Personal information
- Date of birth: 19 May 1919
- Place of birth: Pula, Kingdom of Italy
- Date of death: 24 December 1993 (aged 74)
- Position: Goalkeeper

Senior career*
- Years: Team / Apps / (Gls)
- 1936–1943: HŠK Građanski Zagreb

International career
- 1942: Independent State of Croatia / 1 / (0)

Managerial career
- 1961–1968: Maribor
- 1969–1970: Grazer AK
- 1973: Borac Banja Luka
- 1972–1973: Toronto Croatia
- 1974: Toronto Croatia

= Vladimir Šimunić =

Croatian footballer and manager

Vladimir Šimunić (19 May 1919 – 24 December 1993) was a Croatian footballer and manager.

==Career==
Šimunić played with HŠK Građanski Zagreb in the Yugoslav First League as a goalkeeper from 1936 until 1943. He also made an appearance under the flag of the Independent State of Croatia, a World War II-era puppet state of Nazi Germany, on 14 June 1942 against Hungary.

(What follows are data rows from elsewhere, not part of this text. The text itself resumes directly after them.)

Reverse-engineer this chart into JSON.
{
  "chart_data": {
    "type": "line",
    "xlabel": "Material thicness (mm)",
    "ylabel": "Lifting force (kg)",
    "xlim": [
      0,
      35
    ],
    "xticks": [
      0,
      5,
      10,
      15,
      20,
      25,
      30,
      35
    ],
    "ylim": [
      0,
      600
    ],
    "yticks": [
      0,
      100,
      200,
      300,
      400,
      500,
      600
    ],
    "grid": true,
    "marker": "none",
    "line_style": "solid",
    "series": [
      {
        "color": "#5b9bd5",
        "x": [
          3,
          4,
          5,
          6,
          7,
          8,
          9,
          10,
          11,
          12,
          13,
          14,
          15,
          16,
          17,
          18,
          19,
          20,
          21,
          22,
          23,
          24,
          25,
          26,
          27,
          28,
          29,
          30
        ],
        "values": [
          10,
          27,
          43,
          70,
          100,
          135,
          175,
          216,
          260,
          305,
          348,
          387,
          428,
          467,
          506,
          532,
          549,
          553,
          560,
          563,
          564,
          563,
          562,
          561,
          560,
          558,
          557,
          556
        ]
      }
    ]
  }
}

Following his retirement from professional football he was appointed the head coach for NK Maribor in 1961, where he captured the Yugoslav Second League title in the 1966–67 season. In 1969, he went abroad to manage Grazer AK, and returned to Yugoslavia in 1973 to coach FK Borac Banja Luka. In 1972, he went to Canada to manage the National Soccer League side Toronto Croatia. In June 1974, he returned to manage Toronto Croatia and won the NSL Championship.